Configuring the VMs

To include the shmem vdev in the VM that will host a guest using shared memory services, simply add it to the qvm configuration. Make sure that it is in the qvm configuration for every VM with a guest that will need to use the shared memory services. For example:

# qnxcluster.qvmconf example
#Give this guest a name
system cluster
ram 1024M
cpu
cpu
load /emmc/QNX_cluster.ifs
vdev ioapic
        loc 0xf8000000
        intr apic
        name myioapic
vdev ser8250
        intr myioapic:4
vdev timer8254
        intr myioapic:0
vdev mc146818
vdev shmem
vdev pckeyboard

The line of particular interest in the qvm configuration information above is:

vdev shmem

This is a PCI device. If you specify its loc and intr properties, the guest will see it as an MMIO device at the specified location. For example:

vdev shmem
	create TEST1,0xf0000	# name is TEST1 with size of 0xf0000
	loc 0x10000000		# location of factory page
	intr myioapic:10	# hardware interrupt used for signaling

will cause the qvm process to create a shared memory region “TEST1” when it starts up and assembles the VM. The configuration assumes that a vdev ioapic called “myioapic” has already been specified.

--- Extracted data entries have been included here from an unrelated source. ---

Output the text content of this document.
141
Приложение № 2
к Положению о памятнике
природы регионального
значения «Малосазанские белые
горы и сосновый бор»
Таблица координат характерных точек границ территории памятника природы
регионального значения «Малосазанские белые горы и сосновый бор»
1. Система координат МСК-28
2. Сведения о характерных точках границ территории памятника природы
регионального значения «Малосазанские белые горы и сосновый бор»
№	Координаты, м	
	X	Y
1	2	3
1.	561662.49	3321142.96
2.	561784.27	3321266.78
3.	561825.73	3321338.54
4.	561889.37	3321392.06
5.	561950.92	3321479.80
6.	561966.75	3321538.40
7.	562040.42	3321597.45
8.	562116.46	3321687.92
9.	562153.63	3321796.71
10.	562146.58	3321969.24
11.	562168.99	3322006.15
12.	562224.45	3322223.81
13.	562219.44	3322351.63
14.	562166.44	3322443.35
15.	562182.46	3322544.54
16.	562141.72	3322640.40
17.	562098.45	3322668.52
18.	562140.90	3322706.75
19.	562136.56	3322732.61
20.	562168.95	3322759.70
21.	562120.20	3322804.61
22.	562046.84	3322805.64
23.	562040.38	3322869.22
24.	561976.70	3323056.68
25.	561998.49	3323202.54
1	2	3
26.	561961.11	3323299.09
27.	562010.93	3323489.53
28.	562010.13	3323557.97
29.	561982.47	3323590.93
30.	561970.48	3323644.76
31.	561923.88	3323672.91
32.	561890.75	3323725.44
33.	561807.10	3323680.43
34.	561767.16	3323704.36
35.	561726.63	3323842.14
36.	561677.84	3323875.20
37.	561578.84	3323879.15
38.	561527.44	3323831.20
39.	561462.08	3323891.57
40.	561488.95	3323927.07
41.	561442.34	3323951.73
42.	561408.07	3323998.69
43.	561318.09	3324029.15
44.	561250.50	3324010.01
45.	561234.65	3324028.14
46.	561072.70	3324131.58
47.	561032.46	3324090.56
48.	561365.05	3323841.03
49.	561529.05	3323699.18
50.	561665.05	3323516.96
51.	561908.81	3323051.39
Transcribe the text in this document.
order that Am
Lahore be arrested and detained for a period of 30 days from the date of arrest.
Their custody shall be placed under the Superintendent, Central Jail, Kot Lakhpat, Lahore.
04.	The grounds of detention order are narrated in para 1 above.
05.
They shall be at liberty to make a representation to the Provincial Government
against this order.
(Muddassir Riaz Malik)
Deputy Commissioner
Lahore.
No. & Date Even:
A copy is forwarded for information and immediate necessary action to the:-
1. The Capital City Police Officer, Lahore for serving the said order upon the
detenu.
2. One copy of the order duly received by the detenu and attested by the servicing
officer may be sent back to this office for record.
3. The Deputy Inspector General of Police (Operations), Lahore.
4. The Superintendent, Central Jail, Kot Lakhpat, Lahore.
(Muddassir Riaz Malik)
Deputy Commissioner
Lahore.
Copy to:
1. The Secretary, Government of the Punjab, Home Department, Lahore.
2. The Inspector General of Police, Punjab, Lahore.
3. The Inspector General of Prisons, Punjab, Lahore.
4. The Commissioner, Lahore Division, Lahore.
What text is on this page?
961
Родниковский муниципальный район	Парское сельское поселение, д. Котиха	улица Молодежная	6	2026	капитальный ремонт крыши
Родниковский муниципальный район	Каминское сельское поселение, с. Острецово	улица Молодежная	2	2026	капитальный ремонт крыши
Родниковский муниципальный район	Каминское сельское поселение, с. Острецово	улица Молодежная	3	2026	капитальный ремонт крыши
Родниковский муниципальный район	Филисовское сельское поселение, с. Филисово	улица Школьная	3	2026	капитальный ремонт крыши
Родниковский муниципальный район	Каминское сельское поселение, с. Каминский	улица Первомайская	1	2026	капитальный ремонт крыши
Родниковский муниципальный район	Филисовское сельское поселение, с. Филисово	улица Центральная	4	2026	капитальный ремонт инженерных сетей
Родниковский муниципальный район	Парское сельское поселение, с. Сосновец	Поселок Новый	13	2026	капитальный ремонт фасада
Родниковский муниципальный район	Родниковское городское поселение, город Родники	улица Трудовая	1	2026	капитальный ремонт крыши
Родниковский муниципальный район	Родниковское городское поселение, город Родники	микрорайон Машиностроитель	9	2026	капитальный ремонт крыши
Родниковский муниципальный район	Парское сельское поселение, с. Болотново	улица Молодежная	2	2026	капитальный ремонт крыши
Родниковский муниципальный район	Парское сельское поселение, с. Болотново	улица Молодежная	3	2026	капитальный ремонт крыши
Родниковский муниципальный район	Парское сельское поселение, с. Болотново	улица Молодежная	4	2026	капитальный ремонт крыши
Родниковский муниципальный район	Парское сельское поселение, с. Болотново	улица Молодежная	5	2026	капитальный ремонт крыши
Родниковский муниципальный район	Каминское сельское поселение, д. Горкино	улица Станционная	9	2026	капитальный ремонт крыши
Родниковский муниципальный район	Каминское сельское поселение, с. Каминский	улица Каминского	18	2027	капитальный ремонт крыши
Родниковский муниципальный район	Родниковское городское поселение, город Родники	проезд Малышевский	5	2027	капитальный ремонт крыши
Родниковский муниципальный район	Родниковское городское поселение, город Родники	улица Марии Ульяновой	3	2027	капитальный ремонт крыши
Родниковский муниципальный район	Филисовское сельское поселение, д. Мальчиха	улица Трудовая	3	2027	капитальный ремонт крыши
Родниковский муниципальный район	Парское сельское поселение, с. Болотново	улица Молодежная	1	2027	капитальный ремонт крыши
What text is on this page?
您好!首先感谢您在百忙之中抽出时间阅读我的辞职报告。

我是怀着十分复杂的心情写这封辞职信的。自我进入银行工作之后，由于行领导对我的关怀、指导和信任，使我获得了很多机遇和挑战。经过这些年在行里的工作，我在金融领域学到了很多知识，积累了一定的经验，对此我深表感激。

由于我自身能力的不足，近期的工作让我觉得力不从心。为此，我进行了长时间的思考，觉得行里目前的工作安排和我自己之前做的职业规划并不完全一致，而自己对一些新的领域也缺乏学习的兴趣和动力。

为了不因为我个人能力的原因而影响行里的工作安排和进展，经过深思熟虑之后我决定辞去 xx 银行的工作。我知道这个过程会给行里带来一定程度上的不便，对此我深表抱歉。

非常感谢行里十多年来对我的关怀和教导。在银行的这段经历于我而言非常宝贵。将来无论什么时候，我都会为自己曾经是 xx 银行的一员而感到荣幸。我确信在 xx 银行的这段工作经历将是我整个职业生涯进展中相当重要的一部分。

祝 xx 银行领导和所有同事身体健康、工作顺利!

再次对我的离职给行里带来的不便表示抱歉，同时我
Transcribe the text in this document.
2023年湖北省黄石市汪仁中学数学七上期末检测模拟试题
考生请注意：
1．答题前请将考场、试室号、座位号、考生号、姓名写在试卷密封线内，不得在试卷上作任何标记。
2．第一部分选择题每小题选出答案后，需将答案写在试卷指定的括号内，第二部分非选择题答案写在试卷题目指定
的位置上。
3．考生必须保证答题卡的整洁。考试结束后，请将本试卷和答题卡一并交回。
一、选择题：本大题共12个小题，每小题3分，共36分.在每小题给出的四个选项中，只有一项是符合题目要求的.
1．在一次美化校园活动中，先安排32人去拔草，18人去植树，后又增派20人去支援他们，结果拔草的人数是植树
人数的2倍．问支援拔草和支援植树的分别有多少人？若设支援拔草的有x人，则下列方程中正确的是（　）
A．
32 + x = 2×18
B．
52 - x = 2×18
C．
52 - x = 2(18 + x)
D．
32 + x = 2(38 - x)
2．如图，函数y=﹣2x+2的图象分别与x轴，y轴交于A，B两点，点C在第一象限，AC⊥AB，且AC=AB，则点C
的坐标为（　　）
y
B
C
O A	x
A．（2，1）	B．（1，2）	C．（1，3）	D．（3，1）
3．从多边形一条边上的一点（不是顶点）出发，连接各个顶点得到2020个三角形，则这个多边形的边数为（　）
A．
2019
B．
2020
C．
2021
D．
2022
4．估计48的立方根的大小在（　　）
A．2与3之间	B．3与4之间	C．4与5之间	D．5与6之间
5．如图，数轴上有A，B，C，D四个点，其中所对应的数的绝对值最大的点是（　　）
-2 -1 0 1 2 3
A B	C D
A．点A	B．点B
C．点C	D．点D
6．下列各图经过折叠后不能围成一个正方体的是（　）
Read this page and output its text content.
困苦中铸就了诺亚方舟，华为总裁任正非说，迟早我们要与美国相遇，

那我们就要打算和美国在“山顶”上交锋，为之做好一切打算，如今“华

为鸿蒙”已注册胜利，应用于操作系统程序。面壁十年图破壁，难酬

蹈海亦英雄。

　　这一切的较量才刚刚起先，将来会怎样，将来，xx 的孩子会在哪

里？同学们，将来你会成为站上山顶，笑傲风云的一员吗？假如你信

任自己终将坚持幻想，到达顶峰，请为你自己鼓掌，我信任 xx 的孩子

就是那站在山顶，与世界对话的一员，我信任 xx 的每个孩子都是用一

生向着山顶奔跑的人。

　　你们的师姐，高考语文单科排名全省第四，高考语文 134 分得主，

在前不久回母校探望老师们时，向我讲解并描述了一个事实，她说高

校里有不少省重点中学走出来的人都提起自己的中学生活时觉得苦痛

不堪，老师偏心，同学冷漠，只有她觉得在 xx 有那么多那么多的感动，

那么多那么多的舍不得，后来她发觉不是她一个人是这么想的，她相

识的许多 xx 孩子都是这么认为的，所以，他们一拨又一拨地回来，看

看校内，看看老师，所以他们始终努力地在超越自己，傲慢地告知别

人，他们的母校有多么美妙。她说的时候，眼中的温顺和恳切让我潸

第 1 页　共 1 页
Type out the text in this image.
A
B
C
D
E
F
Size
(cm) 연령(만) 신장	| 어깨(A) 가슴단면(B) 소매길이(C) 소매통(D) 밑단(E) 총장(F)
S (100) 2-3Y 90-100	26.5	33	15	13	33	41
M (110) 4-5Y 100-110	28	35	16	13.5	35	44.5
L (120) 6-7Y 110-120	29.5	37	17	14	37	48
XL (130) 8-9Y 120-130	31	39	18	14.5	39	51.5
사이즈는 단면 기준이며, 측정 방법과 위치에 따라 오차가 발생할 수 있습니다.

Using the allow and deny options

You can use the shmem vdev's allow and deny options to establish a restrictions list of shared memory regions the guest may and may not access (see vdev shmem) in the “Virtual Device Reference” chapter).

The hypervisor enforces the access and denial properties specified in the restrictions list at runtime. This enforcement ensures that code in a guest can't access specified shared memory regions without explicit permission to do so, or create vulnerable shared memory regions areas that another guest in the hypervisor system might find and mine for information.